In this question "CSS3 Selector That Works like jQuery's .click()?" I posted an answer using the :checked
state of an input
, of type="checkbox"
to toggle the display of an element.
This is the HTML of the demo I posted in that answer:
<input type="checkbox" id="switch" />
<nav>
<h2>This would be the 'navigation' element.</h2>
</nav>
<label for="switch">Toggle navigation</label>
And the CSS (with transitions stripped for brevity):
#switch {
display: none;
}
#switch + nav {
height: 0;
overflow: hidden;
/* transitions followed */
}
#switch:checked + nav {
height: 4em;
color: #000;
background-color: #ffa;
/* transitions followed */
}
label {
cursor: pointer;
}
Once I'd posted the answer it occurred to me that we could also toggle the text of the label
used to trigger the state-change of that checkbox, using the following selectors (having amended the label
's text to 'navigation'):
label {
display: inline-block;
cursor: pointer;
}
#switch + nav + label::before {
content: 'Show ';
}
#switch:checked + nav + label::before {
content: 'Hide ';
}
Simplified/basic JS Fiddle demo.
This did not work, in that while the selector matched while the input
was in its unchecked state (and the label
showed Show navigation
), the selector failed to match when the state of the input
changed. Note that the transitions were still effected on the nav
element, and the original matching selector indicates that the next-sibling combinator matched originally. The above link shows a simplified demo of the not-working (in Chrome 27/Windows XP) selectors.
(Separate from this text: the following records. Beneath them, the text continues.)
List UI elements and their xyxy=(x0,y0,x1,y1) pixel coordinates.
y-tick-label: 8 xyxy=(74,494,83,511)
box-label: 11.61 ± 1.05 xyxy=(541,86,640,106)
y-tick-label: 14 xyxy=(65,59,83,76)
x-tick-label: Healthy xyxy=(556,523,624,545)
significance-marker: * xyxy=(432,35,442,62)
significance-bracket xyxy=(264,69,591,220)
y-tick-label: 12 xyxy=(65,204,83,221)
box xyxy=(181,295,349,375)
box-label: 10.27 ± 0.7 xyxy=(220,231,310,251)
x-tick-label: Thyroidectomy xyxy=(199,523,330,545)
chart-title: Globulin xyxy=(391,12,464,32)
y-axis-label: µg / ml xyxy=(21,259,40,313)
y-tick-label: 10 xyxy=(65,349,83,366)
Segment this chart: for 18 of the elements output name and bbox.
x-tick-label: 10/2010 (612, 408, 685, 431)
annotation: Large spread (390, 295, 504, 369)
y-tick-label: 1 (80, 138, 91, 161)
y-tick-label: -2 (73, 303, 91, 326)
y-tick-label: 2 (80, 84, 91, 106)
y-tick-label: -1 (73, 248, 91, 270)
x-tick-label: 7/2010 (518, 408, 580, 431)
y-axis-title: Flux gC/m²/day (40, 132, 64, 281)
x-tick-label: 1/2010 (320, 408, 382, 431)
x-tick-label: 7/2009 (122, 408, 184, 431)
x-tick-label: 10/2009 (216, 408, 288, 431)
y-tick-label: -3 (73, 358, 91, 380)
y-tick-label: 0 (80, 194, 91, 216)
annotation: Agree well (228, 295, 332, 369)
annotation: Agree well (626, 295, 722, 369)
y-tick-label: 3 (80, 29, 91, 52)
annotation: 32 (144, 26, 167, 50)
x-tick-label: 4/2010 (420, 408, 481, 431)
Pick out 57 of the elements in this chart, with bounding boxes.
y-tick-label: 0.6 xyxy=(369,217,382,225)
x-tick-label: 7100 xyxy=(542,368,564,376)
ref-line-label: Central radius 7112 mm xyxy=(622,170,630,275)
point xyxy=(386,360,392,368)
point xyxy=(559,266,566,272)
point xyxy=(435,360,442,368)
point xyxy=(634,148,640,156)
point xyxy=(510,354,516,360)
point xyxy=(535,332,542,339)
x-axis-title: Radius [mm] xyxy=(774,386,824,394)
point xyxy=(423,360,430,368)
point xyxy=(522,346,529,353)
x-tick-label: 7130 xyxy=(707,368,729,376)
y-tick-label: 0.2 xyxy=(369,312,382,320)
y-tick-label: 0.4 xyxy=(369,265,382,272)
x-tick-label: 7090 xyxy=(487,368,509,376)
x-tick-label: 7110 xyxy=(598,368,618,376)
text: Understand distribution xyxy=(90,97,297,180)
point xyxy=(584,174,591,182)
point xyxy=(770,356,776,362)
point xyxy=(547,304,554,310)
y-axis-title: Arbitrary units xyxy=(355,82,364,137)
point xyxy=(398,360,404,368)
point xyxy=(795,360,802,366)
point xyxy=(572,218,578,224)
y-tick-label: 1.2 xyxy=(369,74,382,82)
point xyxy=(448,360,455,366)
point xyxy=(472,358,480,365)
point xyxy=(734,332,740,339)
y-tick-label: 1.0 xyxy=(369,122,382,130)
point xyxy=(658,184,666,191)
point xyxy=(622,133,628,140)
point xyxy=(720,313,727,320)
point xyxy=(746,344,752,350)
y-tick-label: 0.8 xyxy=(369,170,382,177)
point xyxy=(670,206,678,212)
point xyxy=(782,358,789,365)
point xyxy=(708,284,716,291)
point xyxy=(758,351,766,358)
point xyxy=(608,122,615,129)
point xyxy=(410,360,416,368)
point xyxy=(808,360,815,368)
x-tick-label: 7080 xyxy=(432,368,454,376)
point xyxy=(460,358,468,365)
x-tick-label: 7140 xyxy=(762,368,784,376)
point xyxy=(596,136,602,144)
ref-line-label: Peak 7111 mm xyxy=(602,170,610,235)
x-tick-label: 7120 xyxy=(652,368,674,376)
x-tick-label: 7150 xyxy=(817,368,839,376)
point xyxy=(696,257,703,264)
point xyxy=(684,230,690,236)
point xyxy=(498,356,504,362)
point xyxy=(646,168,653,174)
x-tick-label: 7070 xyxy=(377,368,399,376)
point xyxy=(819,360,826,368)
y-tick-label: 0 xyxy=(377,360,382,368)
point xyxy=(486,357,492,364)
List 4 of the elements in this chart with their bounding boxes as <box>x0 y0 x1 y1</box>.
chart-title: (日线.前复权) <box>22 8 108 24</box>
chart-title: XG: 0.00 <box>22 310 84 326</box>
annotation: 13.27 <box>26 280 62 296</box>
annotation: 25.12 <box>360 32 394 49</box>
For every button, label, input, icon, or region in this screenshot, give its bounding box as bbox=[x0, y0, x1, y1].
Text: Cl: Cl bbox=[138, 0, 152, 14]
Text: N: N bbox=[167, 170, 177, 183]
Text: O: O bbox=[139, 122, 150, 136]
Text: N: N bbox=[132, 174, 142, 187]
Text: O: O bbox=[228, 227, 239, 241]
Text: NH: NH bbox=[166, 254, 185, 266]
It then occurred to me to try the general-sibling combinator, to reduce the selector-chain. which resulted in the following CSS (with transitions again stripped for brevity):
#switch:checked + nav {
background-color: #ffa;
}
label {
display: inline-block;
cursor: pointer;
}
#switch ~ label::before {
content: 'Show ';
}
#switch:checked ~ label::before {
content: 'Hide ';
}
Somewhat to my surprise, this worked (the content
of the label
changed in response to the changed-state of the input
).
So, the question: why does the general-sibling combinator allow for updating of a later-sibling while chained next-sibling combinators (which match the elements and the structure of the DOM) does not?
Further, this does seem to work in Firefox (21, on Windows XP); so I guess the question is altered slightly to include: is this a bug in Chrome/Webkit, or an expected behaviour?
And, even further, it seems that while this is a bug in Chrome (thanks @Boltclock), there's a somewhat ludicrous 'do-nothing' animation that fixes the non-working demo (though other, perhaps better, alternatives exist, as Scott's answer shows):
body {
-webkit-animation: bugfix infinite 1s;
}
@-webkit-keyframes bugfix {
from {
padding: 0;
}
to {
padding: 0;
}
}
#switch {
}
#switch + nav {
-moz-transition: all 1s linear;
-ms-transition: all 1s linear;
-o-transition: all 1s linear;
-webkit-transition: all 1s linear;
transition: all 1s linear;
}
#switch:checked + nav {
background-color: #ffa;
-moz-transition: all 1s linear;
-ms-transition: all 1s linear;
-o-transition: all 1s linear;
-webkit-transition: all 1s linear;
transition: all 1s linear;
}
label {
display: inline-block;
cursor: pointer;
}
#switch + nav + label::before {
content:'Show ';
}
#switch:checked + nav + label::before {
content:'Hide ';
}
Note: the reason I'm updating the question with this 'fix,' rather than posting it as an answer, is simply because the question wasn't "how can I fix this?" but (basically) "why doesn't it work?"